Once NephroSant receives CMS reimbursement for the assay, Sarwal said, the firm will begin discussions with private payors.
While NephroSant will use most of the round's funds to launch Qsant and develop additional versions of the test, Sarwal said her team will also explore the potential for monitoring other solid organ transplant recipients for kidney damage, which can be caused by exposure to immunosuppressive drugs.
In addition, Sarwal said that about 20 percent of non-kidney transplant patients will eventually require a kidney transplant, which "makes early detection of kidney injury with NephroSant's [Qsant] urine test an important value add for any transplant patient."
NephroSant is also looking into developing a test to monitor the health of the kidney donor following the transplant.

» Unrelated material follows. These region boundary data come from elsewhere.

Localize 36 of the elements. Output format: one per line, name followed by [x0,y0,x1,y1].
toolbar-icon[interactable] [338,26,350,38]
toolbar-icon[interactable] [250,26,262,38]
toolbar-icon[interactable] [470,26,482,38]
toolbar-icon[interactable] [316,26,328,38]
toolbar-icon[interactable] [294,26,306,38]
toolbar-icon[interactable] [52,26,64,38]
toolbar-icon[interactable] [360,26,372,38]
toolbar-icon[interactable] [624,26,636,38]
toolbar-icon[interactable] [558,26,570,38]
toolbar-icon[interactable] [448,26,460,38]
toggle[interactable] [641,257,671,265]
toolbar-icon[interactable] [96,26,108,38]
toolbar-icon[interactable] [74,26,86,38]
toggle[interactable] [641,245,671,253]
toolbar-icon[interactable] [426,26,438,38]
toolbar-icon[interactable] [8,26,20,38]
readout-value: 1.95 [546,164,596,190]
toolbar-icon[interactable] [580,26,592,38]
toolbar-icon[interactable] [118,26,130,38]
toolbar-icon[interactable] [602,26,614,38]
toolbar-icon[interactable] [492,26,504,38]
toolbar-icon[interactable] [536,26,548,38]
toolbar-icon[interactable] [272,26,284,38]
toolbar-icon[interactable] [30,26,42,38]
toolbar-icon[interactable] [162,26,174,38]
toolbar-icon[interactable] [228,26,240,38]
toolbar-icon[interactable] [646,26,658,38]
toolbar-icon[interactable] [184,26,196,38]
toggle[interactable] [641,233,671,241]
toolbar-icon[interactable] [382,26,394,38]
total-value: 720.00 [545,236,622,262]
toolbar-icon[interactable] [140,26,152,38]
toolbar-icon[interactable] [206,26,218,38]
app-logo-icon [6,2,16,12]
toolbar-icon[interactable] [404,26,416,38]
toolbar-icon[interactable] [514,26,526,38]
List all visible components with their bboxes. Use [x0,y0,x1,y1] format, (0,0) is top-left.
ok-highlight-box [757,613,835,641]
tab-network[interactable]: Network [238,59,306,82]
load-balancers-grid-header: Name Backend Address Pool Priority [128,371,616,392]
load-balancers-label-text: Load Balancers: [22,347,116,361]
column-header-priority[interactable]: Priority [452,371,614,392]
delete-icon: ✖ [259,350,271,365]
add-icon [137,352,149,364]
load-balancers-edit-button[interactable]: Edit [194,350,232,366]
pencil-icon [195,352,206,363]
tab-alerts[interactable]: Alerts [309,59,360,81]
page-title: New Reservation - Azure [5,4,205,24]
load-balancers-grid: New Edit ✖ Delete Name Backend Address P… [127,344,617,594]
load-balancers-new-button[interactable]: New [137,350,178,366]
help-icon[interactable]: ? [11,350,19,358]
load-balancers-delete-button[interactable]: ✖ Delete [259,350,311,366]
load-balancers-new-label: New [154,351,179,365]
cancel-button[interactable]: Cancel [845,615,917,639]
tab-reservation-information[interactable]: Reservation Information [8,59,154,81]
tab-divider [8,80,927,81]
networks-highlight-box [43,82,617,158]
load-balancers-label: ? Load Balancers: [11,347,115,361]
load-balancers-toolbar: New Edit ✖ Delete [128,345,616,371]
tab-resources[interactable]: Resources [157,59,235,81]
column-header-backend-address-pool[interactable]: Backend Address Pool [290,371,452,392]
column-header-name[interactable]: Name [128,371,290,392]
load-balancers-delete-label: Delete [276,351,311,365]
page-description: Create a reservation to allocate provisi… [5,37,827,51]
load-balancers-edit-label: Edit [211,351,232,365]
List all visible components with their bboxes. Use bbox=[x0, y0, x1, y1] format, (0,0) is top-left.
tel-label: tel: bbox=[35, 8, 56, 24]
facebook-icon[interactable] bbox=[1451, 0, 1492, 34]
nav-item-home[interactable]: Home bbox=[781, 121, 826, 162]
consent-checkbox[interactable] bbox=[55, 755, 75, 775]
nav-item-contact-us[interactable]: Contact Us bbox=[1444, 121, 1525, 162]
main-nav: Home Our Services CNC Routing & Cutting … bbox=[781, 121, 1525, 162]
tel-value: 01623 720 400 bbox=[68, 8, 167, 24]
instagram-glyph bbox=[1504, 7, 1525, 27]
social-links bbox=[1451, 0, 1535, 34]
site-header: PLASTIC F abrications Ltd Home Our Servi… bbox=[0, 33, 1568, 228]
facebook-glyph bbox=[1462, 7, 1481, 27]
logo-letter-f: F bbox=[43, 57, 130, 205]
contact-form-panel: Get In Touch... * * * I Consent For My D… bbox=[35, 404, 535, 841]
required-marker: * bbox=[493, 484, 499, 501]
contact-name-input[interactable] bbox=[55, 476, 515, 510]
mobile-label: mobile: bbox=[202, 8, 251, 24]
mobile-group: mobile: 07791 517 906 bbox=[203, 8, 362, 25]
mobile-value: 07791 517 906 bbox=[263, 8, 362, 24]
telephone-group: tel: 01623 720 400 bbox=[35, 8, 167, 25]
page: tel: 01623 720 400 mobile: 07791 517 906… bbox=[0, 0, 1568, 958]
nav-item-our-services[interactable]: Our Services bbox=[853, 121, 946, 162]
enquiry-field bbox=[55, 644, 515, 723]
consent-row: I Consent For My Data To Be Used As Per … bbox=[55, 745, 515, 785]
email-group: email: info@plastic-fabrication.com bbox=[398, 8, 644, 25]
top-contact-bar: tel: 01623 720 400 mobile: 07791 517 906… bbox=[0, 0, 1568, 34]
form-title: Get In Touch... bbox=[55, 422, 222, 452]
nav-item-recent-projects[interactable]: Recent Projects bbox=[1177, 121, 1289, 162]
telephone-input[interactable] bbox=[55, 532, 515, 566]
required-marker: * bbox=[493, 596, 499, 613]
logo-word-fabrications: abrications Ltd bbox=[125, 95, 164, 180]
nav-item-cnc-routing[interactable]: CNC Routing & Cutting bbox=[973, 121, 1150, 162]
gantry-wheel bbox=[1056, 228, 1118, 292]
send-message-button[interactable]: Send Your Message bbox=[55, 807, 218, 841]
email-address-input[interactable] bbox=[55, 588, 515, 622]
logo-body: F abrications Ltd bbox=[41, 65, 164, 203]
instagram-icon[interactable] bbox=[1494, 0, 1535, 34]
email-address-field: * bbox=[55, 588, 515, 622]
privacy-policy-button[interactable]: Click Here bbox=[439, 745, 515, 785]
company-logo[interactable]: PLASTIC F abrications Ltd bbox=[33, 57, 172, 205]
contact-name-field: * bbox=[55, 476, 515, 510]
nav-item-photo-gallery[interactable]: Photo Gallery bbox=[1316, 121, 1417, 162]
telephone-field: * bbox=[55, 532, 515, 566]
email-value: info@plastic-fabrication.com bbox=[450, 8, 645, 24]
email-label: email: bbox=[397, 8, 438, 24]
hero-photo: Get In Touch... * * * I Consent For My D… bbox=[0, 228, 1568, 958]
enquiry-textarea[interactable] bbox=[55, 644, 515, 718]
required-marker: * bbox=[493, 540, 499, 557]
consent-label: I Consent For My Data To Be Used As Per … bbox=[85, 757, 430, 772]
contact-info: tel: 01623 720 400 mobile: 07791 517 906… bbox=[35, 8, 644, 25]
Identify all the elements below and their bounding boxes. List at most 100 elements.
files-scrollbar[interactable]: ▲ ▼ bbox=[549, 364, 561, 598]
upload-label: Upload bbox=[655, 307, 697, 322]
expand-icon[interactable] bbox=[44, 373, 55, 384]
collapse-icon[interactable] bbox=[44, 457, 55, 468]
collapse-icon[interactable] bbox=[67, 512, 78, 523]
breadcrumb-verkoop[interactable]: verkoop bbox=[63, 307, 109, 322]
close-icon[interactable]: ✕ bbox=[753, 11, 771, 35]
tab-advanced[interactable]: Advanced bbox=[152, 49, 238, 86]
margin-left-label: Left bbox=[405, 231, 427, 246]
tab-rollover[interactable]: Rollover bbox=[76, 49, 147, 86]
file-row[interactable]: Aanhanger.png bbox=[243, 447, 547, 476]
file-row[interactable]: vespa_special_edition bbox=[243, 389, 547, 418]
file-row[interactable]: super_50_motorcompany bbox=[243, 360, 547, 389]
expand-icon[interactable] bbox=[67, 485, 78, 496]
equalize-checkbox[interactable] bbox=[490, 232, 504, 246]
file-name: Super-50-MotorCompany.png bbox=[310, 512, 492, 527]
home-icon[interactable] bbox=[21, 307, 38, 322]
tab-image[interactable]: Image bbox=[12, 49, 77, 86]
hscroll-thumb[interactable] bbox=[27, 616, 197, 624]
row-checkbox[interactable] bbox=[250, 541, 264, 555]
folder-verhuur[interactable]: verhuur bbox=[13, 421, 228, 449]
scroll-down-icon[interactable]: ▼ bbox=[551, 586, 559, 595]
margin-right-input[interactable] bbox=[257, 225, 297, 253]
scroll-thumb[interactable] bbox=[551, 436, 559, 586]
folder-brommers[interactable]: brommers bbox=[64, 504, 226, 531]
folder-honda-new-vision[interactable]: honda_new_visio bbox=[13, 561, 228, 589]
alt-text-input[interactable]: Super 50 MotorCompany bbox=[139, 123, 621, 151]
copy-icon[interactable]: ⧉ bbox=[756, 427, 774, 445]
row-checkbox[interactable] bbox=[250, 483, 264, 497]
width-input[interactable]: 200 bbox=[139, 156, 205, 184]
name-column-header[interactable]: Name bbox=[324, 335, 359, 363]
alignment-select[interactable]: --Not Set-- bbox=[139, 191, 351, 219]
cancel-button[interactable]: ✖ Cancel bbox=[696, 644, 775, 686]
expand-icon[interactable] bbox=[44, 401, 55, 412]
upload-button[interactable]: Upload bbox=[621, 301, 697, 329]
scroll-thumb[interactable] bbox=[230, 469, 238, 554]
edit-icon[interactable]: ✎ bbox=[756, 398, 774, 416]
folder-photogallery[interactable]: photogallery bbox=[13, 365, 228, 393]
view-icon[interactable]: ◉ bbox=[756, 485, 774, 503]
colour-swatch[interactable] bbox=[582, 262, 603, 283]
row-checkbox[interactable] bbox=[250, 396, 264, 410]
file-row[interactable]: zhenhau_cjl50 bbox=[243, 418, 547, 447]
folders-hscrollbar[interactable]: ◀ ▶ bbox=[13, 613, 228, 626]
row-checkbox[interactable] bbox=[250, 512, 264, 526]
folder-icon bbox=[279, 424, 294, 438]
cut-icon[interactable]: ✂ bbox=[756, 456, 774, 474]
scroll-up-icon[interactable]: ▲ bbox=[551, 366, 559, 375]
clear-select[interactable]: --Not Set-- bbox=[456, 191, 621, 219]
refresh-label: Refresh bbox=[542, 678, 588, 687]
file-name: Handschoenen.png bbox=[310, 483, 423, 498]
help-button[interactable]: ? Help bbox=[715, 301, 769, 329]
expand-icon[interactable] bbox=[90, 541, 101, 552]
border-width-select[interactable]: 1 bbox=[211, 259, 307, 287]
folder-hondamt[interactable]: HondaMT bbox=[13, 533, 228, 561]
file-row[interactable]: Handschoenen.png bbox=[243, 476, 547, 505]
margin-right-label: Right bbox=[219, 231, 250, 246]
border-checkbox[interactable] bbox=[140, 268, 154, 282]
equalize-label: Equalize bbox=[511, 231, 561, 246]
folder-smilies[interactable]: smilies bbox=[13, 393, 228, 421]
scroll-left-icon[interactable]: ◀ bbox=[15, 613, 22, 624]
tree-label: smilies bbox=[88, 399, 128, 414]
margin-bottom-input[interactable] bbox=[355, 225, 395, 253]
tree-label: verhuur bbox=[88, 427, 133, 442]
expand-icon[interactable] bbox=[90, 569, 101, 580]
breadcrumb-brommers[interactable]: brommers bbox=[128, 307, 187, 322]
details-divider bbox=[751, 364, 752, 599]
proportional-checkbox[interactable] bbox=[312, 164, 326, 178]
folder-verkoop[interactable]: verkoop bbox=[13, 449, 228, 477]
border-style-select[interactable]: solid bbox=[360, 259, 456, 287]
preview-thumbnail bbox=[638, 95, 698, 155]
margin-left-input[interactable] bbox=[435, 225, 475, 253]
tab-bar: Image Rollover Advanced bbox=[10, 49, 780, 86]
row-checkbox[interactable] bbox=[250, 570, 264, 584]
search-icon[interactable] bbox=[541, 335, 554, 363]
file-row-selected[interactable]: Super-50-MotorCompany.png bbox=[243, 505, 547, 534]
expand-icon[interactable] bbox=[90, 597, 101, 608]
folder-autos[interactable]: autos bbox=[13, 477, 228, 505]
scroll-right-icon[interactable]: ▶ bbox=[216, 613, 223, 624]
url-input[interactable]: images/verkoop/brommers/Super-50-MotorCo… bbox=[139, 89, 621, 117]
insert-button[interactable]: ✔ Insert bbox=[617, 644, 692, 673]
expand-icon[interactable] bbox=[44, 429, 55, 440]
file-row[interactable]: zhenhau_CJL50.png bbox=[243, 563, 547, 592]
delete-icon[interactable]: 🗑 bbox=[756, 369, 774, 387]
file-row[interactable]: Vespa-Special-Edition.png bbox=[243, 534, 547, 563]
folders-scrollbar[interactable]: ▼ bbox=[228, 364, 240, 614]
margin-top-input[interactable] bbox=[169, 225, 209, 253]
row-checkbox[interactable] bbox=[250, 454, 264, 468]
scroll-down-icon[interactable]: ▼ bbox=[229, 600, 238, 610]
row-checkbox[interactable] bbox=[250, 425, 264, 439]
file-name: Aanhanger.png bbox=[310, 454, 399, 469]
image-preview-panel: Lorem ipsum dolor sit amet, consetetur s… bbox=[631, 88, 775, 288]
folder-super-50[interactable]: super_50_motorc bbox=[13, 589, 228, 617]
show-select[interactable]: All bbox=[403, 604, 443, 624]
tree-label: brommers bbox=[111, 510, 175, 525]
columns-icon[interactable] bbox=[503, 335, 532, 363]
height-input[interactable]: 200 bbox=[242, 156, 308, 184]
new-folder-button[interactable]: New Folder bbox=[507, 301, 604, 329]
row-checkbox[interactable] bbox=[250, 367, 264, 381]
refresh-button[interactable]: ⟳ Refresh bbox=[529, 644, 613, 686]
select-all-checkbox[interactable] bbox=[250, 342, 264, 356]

Sarwal's team previously published a JAMA Network study regarding a 20-year follow-up trial on living donors that found they were at slightly higher risk of developing problems with their remaining kidney, especially individuals who had a comorbidity.
"Monitoring those living donors, at least with a urine-based test once a year, makes complete sense," Sarwal said. "It's almost a societal responsibility we have back to this group, who altruistically donates a kidney."